DOUGLAS: Dragotta really gets the story here across, which is a good trick under the circumstances. The only sequence that doesn’t quite work here is the big action scene with the Thing—the “let’s get one more Thing-vs.-Hulk fight in there” bit seems forced.

GRAEME: It also just doesn’t really work, on the page. It took me a while to realize that that was Donald Blake and Bruce Banner, and the scene just lacks a particular clarity without dialogue. On my first readthrough, I pretty much went “Who is that? Oh, it’s Thor. Why are they fighting? Is that the Hulk? What is this? This is ridiculous.”

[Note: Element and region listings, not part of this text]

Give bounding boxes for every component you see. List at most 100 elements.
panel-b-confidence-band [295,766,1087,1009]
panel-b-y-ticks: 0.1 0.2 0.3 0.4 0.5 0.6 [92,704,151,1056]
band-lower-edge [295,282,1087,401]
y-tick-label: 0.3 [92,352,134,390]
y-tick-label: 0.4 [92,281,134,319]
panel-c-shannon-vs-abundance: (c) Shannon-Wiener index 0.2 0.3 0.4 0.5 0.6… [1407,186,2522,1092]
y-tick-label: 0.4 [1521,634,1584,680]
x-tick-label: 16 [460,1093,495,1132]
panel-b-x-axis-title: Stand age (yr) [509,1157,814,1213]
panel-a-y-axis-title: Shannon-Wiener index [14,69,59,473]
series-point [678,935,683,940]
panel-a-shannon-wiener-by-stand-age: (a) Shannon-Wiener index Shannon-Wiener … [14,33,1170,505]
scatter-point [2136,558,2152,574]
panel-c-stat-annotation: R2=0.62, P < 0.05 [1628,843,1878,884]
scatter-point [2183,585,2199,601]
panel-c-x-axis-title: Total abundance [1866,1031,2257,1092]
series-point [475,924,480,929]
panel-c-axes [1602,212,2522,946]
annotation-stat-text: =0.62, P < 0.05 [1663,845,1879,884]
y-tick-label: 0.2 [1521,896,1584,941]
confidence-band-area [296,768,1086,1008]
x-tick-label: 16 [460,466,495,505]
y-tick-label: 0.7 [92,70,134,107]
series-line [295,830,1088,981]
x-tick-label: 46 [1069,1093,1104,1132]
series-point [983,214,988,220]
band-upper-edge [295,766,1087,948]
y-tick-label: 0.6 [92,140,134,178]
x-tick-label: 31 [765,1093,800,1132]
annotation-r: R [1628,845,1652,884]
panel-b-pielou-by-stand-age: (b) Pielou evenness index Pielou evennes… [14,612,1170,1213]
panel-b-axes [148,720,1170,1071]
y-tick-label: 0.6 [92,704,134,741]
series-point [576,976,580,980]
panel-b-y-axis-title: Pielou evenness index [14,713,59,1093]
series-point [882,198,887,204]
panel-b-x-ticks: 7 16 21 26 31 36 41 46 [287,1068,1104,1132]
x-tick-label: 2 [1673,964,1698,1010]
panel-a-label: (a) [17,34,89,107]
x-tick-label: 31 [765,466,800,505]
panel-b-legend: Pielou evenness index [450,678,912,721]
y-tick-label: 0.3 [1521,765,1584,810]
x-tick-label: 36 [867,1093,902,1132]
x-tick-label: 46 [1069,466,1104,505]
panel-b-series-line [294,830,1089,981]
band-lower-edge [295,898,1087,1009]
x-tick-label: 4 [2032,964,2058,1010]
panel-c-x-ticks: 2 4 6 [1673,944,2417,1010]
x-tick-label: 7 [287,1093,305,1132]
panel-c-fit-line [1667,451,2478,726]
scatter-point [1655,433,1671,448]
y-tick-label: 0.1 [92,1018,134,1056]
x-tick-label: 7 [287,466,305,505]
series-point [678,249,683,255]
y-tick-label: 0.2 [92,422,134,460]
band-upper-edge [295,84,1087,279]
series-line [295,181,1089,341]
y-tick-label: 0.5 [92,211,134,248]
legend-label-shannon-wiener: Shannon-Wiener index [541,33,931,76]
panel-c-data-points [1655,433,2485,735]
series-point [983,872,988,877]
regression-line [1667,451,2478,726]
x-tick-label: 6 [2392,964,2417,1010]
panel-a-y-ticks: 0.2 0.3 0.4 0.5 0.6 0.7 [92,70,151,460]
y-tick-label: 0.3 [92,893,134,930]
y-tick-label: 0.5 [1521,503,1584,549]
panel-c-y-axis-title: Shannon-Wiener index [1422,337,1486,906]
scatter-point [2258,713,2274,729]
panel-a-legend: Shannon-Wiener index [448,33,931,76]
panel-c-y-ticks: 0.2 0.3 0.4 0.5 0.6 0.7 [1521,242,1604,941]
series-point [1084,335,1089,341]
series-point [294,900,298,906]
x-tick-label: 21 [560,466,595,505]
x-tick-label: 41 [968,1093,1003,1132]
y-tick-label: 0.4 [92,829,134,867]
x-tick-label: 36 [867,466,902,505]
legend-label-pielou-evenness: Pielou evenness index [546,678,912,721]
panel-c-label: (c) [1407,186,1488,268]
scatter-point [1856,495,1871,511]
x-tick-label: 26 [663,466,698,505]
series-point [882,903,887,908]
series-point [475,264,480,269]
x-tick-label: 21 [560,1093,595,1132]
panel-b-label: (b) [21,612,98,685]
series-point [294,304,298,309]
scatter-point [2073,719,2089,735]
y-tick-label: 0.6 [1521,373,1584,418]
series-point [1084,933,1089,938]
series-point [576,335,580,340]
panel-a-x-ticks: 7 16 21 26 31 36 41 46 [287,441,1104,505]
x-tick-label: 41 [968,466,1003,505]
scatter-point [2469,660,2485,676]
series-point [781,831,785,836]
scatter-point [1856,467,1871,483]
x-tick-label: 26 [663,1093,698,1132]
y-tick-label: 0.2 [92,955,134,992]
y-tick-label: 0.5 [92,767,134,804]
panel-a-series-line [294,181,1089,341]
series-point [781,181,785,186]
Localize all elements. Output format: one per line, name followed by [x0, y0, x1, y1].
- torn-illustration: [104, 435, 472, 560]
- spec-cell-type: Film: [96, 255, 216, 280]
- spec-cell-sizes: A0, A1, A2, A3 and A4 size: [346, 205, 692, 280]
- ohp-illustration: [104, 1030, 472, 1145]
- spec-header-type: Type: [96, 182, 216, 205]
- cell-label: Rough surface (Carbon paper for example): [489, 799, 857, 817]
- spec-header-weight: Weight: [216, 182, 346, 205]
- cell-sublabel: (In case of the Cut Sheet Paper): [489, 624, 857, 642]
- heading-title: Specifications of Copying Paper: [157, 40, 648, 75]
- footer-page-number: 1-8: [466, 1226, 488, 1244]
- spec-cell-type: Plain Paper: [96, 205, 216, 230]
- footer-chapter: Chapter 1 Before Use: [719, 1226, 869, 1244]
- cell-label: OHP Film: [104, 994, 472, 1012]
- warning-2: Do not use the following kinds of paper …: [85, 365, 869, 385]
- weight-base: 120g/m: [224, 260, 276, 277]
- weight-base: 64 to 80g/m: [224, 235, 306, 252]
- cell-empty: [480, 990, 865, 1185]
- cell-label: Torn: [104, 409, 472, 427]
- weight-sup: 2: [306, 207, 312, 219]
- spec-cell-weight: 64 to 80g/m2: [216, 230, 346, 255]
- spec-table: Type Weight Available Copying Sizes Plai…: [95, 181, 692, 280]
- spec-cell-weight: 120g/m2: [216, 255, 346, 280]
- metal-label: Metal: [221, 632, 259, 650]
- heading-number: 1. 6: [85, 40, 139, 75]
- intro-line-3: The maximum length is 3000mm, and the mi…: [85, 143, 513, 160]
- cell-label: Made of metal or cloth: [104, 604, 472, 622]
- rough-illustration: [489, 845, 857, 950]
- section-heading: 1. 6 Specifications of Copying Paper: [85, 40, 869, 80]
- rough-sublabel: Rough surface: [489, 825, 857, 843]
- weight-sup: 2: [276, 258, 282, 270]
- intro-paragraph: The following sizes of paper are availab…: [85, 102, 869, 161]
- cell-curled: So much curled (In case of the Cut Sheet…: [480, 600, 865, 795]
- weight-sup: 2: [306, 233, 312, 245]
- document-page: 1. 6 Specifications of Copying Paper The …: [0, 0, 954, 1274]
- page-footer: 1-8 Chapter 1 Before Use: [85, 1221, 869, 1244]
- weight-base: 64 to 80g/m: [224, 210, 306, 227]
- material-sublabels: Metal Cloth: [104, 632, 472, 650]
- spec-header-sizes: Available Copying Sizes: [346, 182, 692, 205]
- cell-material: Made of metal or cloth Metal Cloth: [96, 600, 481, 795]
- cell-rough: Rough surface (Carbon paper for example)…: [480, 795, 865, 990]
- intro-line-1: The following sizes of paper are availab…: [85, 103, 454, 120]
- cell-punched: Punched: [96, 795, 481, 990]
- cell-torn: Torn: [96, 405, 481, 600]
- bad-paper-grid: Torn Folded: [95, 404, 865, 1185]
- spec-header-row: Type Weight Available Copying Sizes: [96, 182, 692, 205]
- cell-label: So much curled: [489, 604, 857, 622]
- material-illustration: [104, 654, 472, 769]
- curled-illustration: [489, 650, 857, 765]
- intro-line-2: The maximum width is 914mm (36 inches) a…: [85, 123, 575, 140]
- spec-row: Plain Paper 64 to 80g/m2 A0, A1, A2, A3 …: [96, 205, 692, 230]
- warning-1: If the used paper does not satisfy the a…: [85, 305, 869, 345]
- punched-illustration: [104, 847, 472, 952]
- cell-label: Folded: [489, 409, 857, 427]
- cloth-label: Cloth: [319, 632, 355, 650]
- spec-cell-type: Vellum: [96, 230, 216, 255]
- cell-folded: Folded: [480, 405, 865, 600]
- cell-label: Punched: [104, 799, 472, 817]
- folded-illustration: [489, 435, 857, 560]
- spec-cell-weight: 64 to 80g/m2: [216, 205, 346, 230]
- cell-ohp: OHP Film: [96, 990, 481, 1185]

DOUGLAS: What’s odd about this issue is that nothing much seems final about it: it seems much more like a transitional issue than a conclusion. (Not to mention that the main feature ends on a cliffhanger.) Maybe “the FF appeared in the first issue of Amazing Spider-Man/Spider-Man appears in the last issue of Fantastic Four” is an intentional point of symmetry, but Spider-Man’s appearance here seems much more like a lead-in to his role as the fourth member of the new FF.

Which also strikes me as weird in a number of ways. The FF are a team because they’re a family; if your uncle dies, you don’t go holding auditions for a new uncle, you know? I’m of two minds about the new Marko Djurdjevic-designed costumes that appear at the back of the book, too: the black-and-white color scheme is sharp, but I hate the fact that Reed and Ben’s look mostly functional and Sue’s is all sexy and check-out-my-panties.

(More on TIME.com: Before Watson: Five Great Man Vs. Machine Battles in Comics)

GRAEME: I liked the new costumes just fine when Frank Quitely designed them for Plastic Man’s son way back in 1999. (Seriously, they’re really similar, right? It’s not just me?). I agree with the addition of Spider-Man being odd… I can see the point of adding him as a regular guest-star, and also of the “Future Foundation” expanding and changing purpose following this traumatic event, but there’s something too traditional, maybe, about the idea of just replacing Johnny on the team. Especially with a character who used to be all about not having enough time for a double identity, never mind a double identity that now has a full-time job and membership on two other superhero teams.

Overall, I thought this issue was… okay? It was necessary, definitely, to set up the new series, but it felt too much like that: Like everything was set-up, instead of anything close to a real follow-up of the last issue. There was no real resolution or – and I presume this was a very intentional choice – emotional exposure in this issue, because of the silence, just implication and melodrama, and I found it surprisingly disappointing. I keep being told by almost everyone that Hickman is all about the long game when it comes to his writing, and I hope that that’s true, because the last couple of issues have felt entirely like a dry solving of logistical issues so that he could get the characters to the place he needed to relaunch everything. I want more than this, and it’d be nice to think it’ll come eventually.